The Only Good Indians(58)
“Too many sleeping bags,” Cass says. “This is just us in here.”
“We’ll be talking to a couple of our friends,” Gabe says. “Just so you know.”
“Which one?” Nate says. “The killer one, or the one who got killed?”
Gabe licks his lips, looks down into the darkness of his lap. It’s just the same as the darkness everywhere else.
“When we were your age, doing these,” he says. “Our … our counselor, this old dude, Neesh—”
“That’s his granddad,” Cass cuts in.
“You’re nodding at Nate, I take it?” Gabe says.
“Nathan,” Nate says.
“Neesh Yellow Tail was his granddad, yeah,” Cass says.
“No shit?”
“No shit,” Nate says.
“Anyway,” Gabe says. “Neesh, Granddad, whatever, he told us that none of the old stories are ever about a war party attacking a sweat that’s happening. That it wouldn’t just be bad manners to do that, it would be the worst manners. You don’t even jump somebody when they’re done, are all staggering out, weak and pure and shit. It’s a holy place, like. It means right here where we are, it’s about the safest place in the Indian world.”
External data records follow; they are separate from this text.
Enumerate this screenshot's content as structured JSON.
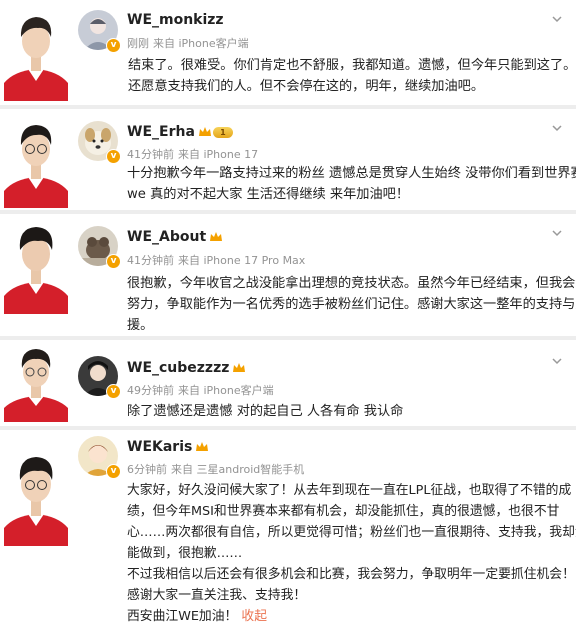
{
  "posts": [
    {
      "username": "WE_monkizz",
      "time": "刚刚",
      "source": "来自 iPhone客户端",
      "lines": [
        "结束了。很难受。你们肯定也不舒服，我都知道。遗憾，但今年只能到这了。谢谢",
        "还愿意支持我们的人。但不会停在这的，明年，继续加油吧。"
      ]
    },
    {
      "username": "WE_Erha",
      "level": "1",
      "time": "41分钟前",
      "source": "来自 iPhone 17",
      "lines": [
        "十分抱歉今年一路支持过来的粉丝 遗憾总是贯穿人生始终 没带你们看到世界赛的",
        "we 真的对不起大家 生活还得继续 来年加油吧！"
      ]
    },
    {
      "username": "WE_About",
      "time": "41分钟前",
      "source": "来自 iPhone 17 Pro Max",
      "lines": [
        "很抱歉，今年收官之战没能拿出理想的竞技状态。虽然今年已经结束，但我会继续",
        "努力，争取能作为一名优秀的选手被粉丝们记住。感谢大家这一整年的支持与应",
        "援。"
      ]
    },
    {
      "username": "WE_cubezzzz",
      "time": "49分钟前",
      "source": "来自 iPhone客户端",
      "lines": [
        "除了遗憾还是遗憾 对的起自己 人各有命 我认命"
      ]
    },
    {
      "username": "WEKaris",
      "time": "6分钟前",
      "source": "来自 三星android智能手机",
      "lines": [
        "大家好，好久没问候大家了！从去年到现在一直在LPL征战，也取得了不错的成",
        "绩，但今年MSI和世界赛本来都有机会，却没能抓住，真的很遗憾，也很不甘",
        "心……两次都很有自信，所以更觉得可惜；粉丝们也一直很期待、支持我，我却没",
        "能做到，很抱歉……",
        "不过我相信以后还会有很多机会和比赛，我会努力，争取明年一定要抓住机会！",
        "感谢大家一直关注我、支持我！",
        "西安曲江WE加油！"
      ],
      "collapse_label": "收起"
    }
  ],
  "colors": {
    "accent": "#eb7350",
    "meta": "#939393",
    "jersey": "#d41f2a",
    "badge": "#f4a100"
  },
  "icons": [
    "chevron-down-icon",
    "crown-icon",
    "verified-badge-icon"
  ]
}
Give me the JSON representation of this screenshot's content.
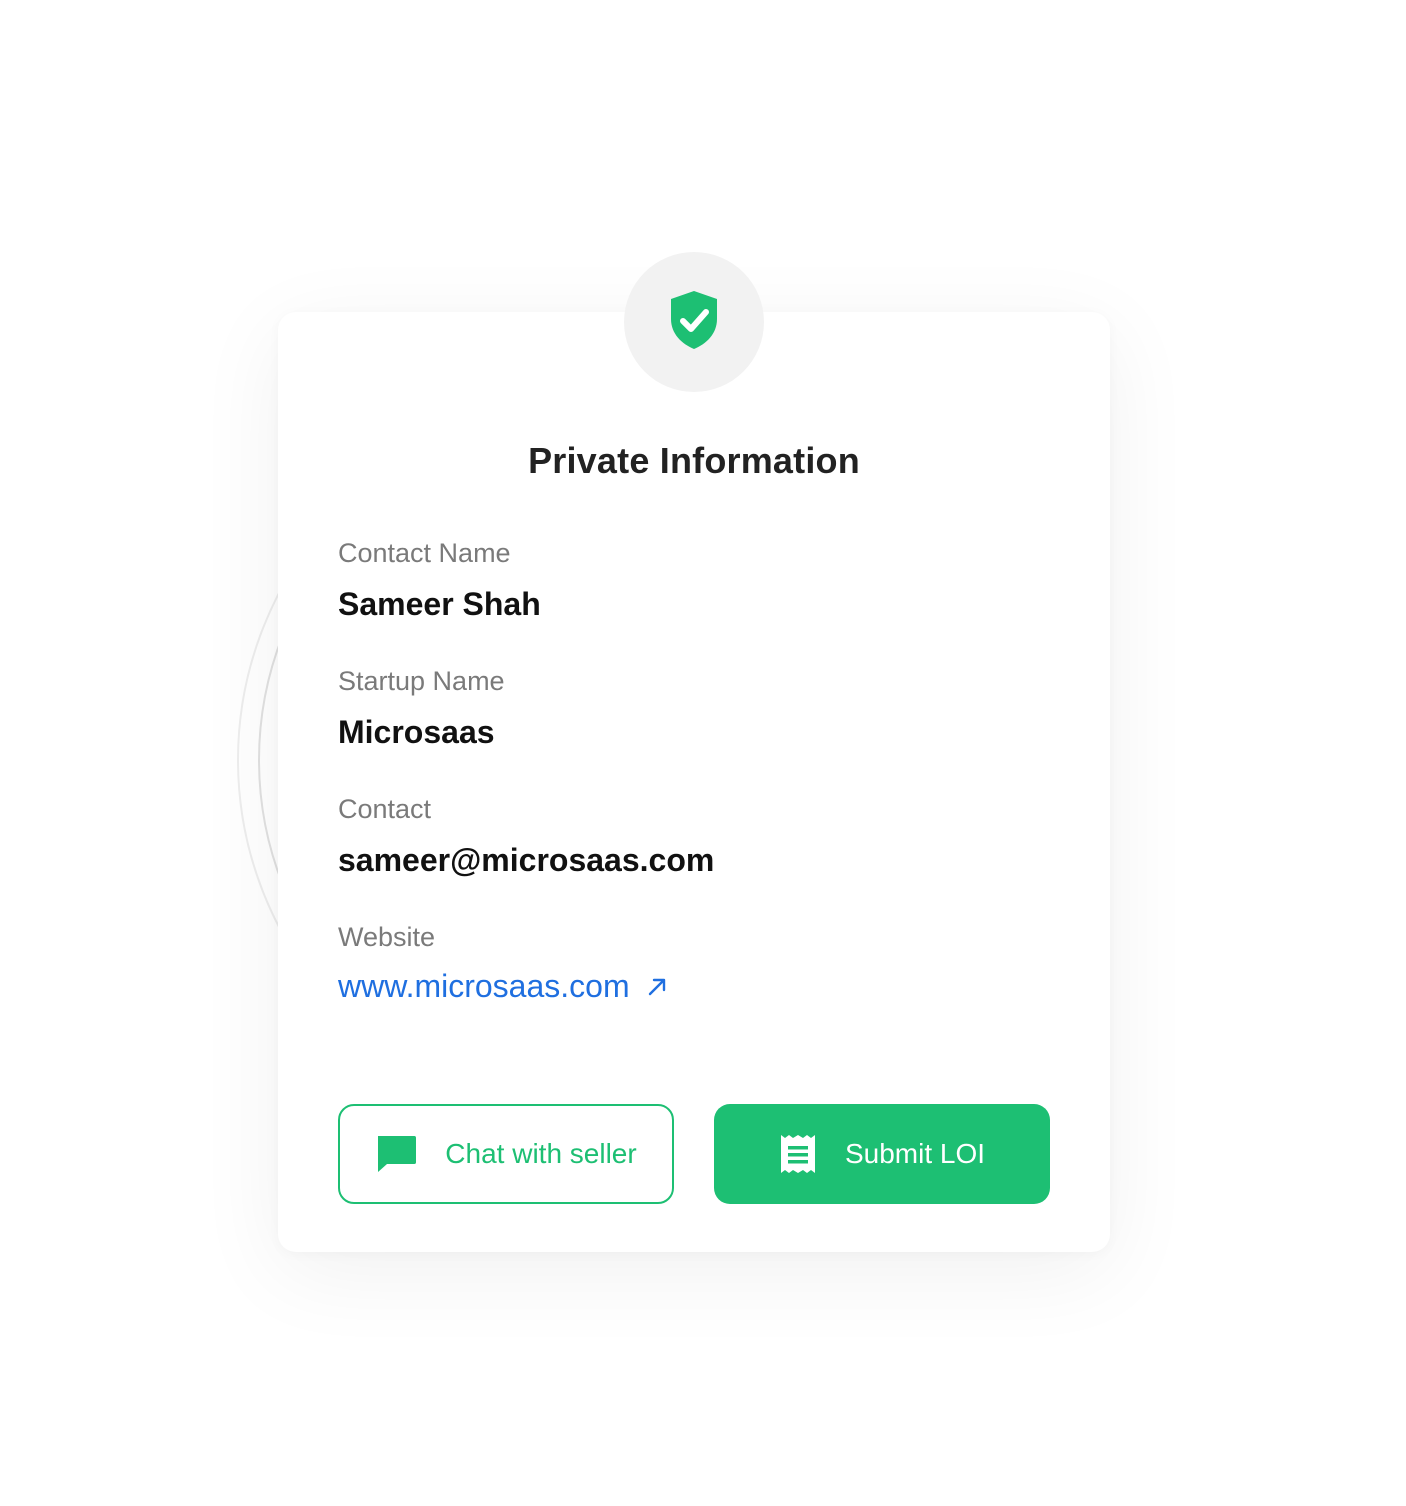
{
  "card": {
    "title": "Private Information"
  },
  "fields": [
    {
      "label": "Contact Name",
      "value": "Sameer Shah"
    },
    {
      "label": "Startup Name",
      "value": "Microsaas"
    },
    {
      "label": "Contact",
      "value": "sameer@microsaas.com"
    },
    {
      "label": "Website",
      "value": "www.microsaas.com"
    }
  ],
  "actions": {
    "chat_label": "Chat with seller",
    "submit_label": "Submit LOI"
  },
  "icons": {
    "badge": "shield-check-icon",
    "link": "external-link-arrow-icon",
    "chat": "chat-bubble-icon",
    "submit": "receipt-icon"
  },
  "colors": {
    "accent": "#1dbf73",
    "link": "#1f6fe0",
    "label": "#7a7a7a",
    "title": "#222222"
  }
}
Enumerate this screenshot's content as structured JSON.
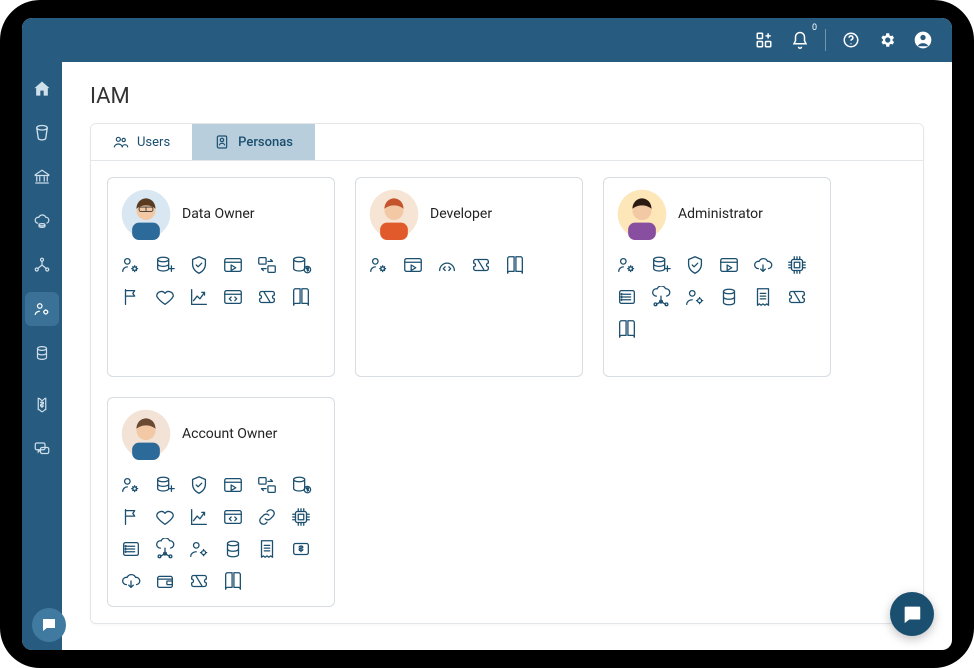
{
  "brand_color": "#285b80",
  "topbar": {
    "notifications_count": "0"
  },
  "sidebar": {
    "items": [
      {
        "name": "home"
      },
      {
        "name": "bucket"
      },
      {
        "name": "bank"
      },
      {
        "name": "cloud-db"
      },
      {
        "name": "network"
      },
      {
        "name": "iam",
        "active": true
      },
      {
        "name": "db"
      },
      {
        "name": "billing"
      },
      {
        "name": "chat"
      }
    ]
  },
  "page": {
    "title": "IAM"
  },
  "tabs": {
    "users": {
      "label": "Users",
      "active": false
    },
    "personas": {
      "label": "Personas",
      "active": true
    }
  },
  "personas": [
    {
      "name": "Data Owner",
      "avatar_bg": "#d9e7f2",
      "abilities": [
        "user-gear",
        "db-plus",
        "shield",
        "play-window",
        "transfer",
        "db-money",
        "flag",
        "heart",
        "chart-up",
        "code-window",
        "ticket",
        "book"
      ]
    },
    {
      "name": "Developer",
      "avatar_bg": "#f6e4d4",
      "abilities": [
        "user-gear",
        "play-window",
        "code-arch",
        "ticket",
        "book"
      ]
    },
    {
      "name": "Administrator",
      "avatar_bg": "#fde6b8",
      "abilities": [
        "user-gear",
        "db-plus",
        "shield",
        "play-window",
        "cloud-down",
        "chip",
        "list",
        "cloud-net",
        "user-cog",
        "db",
        "receipt",
        "ticket",
        "book"
      ]
    },
    {
      "name": "Account Owner",
      "avatar_bg": "#f2e3d6",
      "abilities": [
        "user-gear",
        "db-plus",
        "shield",
        "play-window",
        "transfer",
        "db-money",
        "flag",
        "heart",
        "chart-up",
        "code-window",
        "link",
        "chip",
        "list",
        "cloud-net",
        "user-cog",
        "db",
        "receipt",
        "money-box",
        "cloud-down",
        "wallet",
        "ticket",
        "book"
      ]
    }
  ]
}
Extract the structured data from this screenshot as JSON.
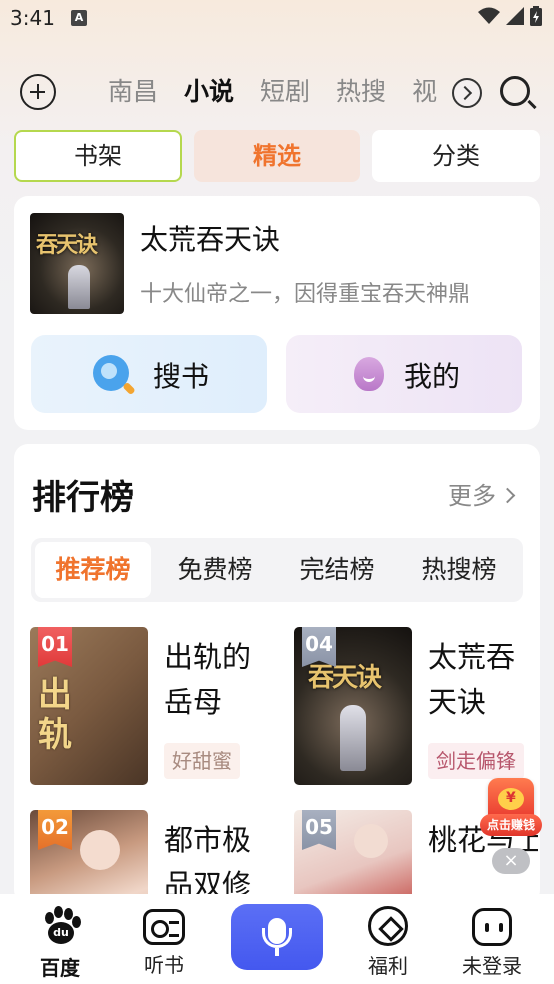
{
  "status_bar": {
    "time": "3:41",
    "notif_icon": "A"
  },
  "nav": {
    "tabs": [
      "南昌",
      "小说",
      "短剧",
      "热搜",
      "视"
    ],
    "active_tab": "小说"
  },
  "segments": {
    "shelf": "书架",
    "pick": "精选",
    "category": "分类"
  },
  "featured": {
    "title": "太荒吞天诀",
    "desc": "十大仙帝之一，因得重宝吞天神鼎",
    "cover_text": "吞天诀",
    "search_label": "搜书",
    "mine_label": "我的"
  },
  "ranking": {
    "title": "排行榜",
    "more": "更多",
    "tabs": [
      "推荐榜",
      "免费榜",
      "完结榜",
      "热搜榜"
    ],
    "books": [
      {
        "rank": "01",
        "name": "出轨的岳母",
        "tag": "好甜蜜",
        "cover_text": "出轨"
      },
      {
        "rank": "04",
        "name": "太荒吞天诀",
        "tag": "剑走偏锋",
        "cover_text": "吞天诀"
      },
      {
        "rank": "02",
        "name": "都市极品双修",
        "tag": "",
        "cover_text": ""
      },
      {
        "rank": "05",
        "name": "桃花与上请",
        "tag": "",
        "cover_text": ""
      }
    ]
  },
  "float": {
    "label": "点击赚钱",
    "coin": "¥"
  },
  "bottom_nav": {
    "baidu": "百度",
    "listen": "听书",
    "welfare": "福利",
    "login": "未登录",
    "baidu_mark": "du"
  }
}
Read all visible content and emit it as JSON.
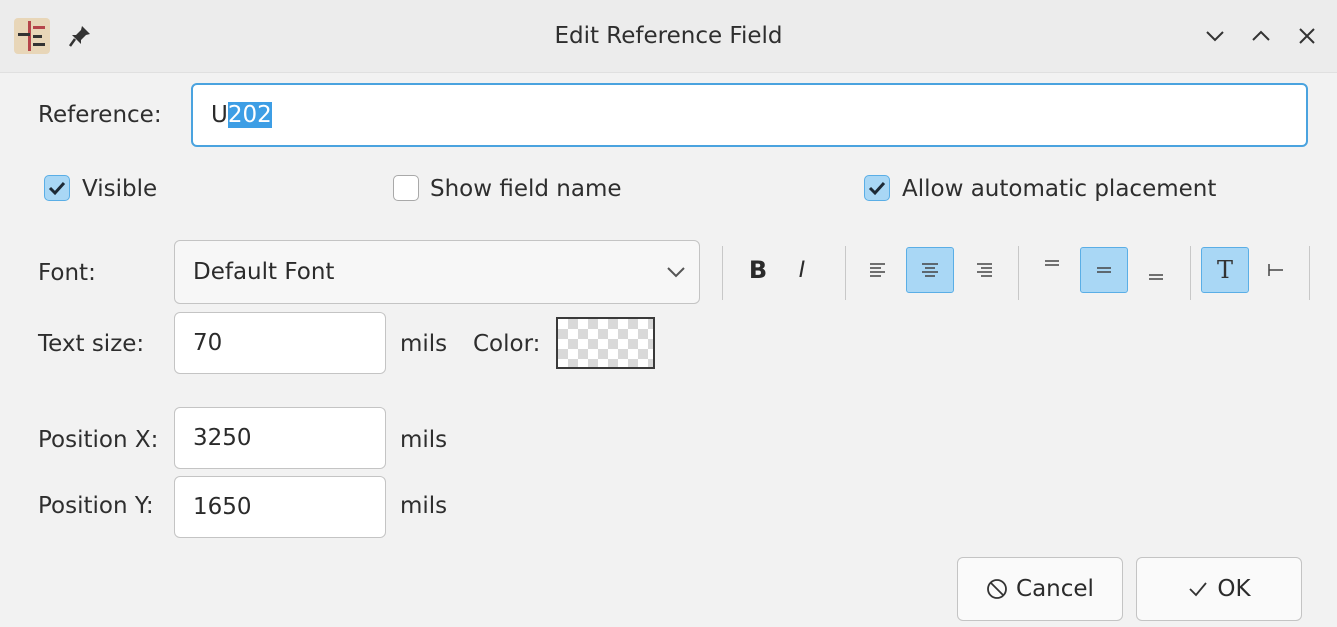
{
  "window": {
    "title": "Edit Reference Field"
  },
  "reference": {
    "label": "Reference:",
    "prefix": "U",
    "selected": "202"
  },
  "checkboxes": {
    "visible": {
      "label": "Visible",
      "checked": true
    },
    "show_field_name": {
      "label": "Show field name",
      "checked": false
    },
    "auto_place": {
      "label": "Allow automatic placement",
      "checked": true
    }
  },
  "font": {
    "label": "Font:",
    "value": "Default Font"
  },
  "toolbar": {
    "bold": "B",
    "italic": "I",
    "t_glyph": "T"
  },
  "text_size": {
    "label": "Text size:",
    "value": "70",
    "unit": "mils"
  },
  "color": {
    "label": "Color:"
  },
  "pos_x": {
    "label": "Position X:",
    "value": "3250",
    "unit": "mils"
  },
  "pos_y": {
    "label": "Position Y:",
    "value": "1650",
    "unit": "mils"
  },
  "buttons": {
    "cancel": "Cancel",
    "ok": "OK"
  },
  "colors": {
    "accent": "#4aa3df",
    "selection": "#3d9ee5",
    "active_fill": "#a9d7f5"
  }
}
Nate snickers, says, “Safest place in the Indian world? That means we’re only eighty percent probably going to die here, not ninety percent?”
“Nobody ever dies in a sweat,” Cass says. “Not even the elders. I’ve never heard of it, anyway.”
“This where we eat the mushrooms?”
Gabe drops his head back to smile up into the idea of the domed roof muffling their voices, says, “Different tribe, man.”
“Unless you ordered pizza,” Cass chimes in, finally joining this century.
“I can do that?”
“After, sure,” Gabe says. “I like meat lover’s. That’s real Indian pizza.”
“Nobody says ‘Indian’ anymore,” Nate says, voice somewhere between insult and disappointment.
Gabe closes his eyes, lilts out, “One little, two little, three little Natives,” lets it fall dead between them all, then says: “Doesn’t really sound right, does it?”
“We grew up being Indian,” Cass says, something about his delivery making it sound like his arms are crossed. “Native’s for you young bucks.”
“And indigenous and aboriginal and—” Gabe says.
“This part of it?” Nate cuts in. “I supposed to be getting all sweaty from this history lesson?”
“You didn’t wear deodorant, did you?” Cass says, not missing a beat.
Silence.
“Does that matter?” Gabe finally asks, kind of quieter.
Cass calls out a deep ho to Victor.
“We have to be sure to thank him each time he brings a rock in,” Gabe says, back to normal volume. “Otherwise—this is what your granddad told us—otherwise, feeling all unappreciated, he might deliver a warmed-up buffalo patty in for us to pour water on, breathe into our lungs.”
“Bullshit,” Nate says.
“Exactly,” Gabe says right back.
“Here,” Cass says, reaching behind Gabe for … ah: the ceremonial golf club. Of course. He uses it to guide the flap open enough for Victor to step one leg in. A cool sigh of night air breezes in as well.
“Careful,” Victor says, making sure his path is clear. When it is, he angles the shovel in. Balanced in it is a rock so hot there’s lava worms crawling all over it.
“Thank you, firekeeper,” Gabe over-enunciates.
In the splash of light coming in, Nate, pushed back from the pit, nods a quick thanks as well.
Victor rotates the shovel handle, spilling the rock into the pit, along with the embers and ashes he’d scooped up. A vortex of sparks trails up into the domed ceiling.
“Did you wet the sleeping bags and stuff?” Gabe leans over to ask Cass.
“It’d smell like dog if I did,” Cass whispers back.
Gabe nods, checks the fabric all around them again.
“Does dog hair burn?” he says, just out loud.
“Thank you,” Cass says up to Victor.
“Another coming,” Victor says.
When the hot rocks are in the pit—there’s room for maybe three more, total—and the flap’s closed, their faces all underlit dull red, Gabe looks across to Nate, says, “Last chance, man.”
Nate shakes his head no.
Cass reaches back, slides the cooler alongside. The dipper is an aluminum scoop, like for feed. Cass does a humming up and up then down again drumbeat in his chest, and Gabe gets the lope of it, falls in. When they were the kid’s age, they always called drum circles circle jerks. And now here they are, carrying the beat.
Gabe shakes his head, amazed at it all, and ramps up his humming drumbeat, smiles a smile he can’t help. There’s five twenties in the right front pocket of his pants on the chair out there, and at least three of them are his—would be eighty dollars, but Denorah can shoot the hell out of free throws, can’t she?
“Here we go,” Cass says, breaking his own drumbeat for a moment, and scoops a dollop of water onto the two hot rocks.
The steam hisses up, boiling the air.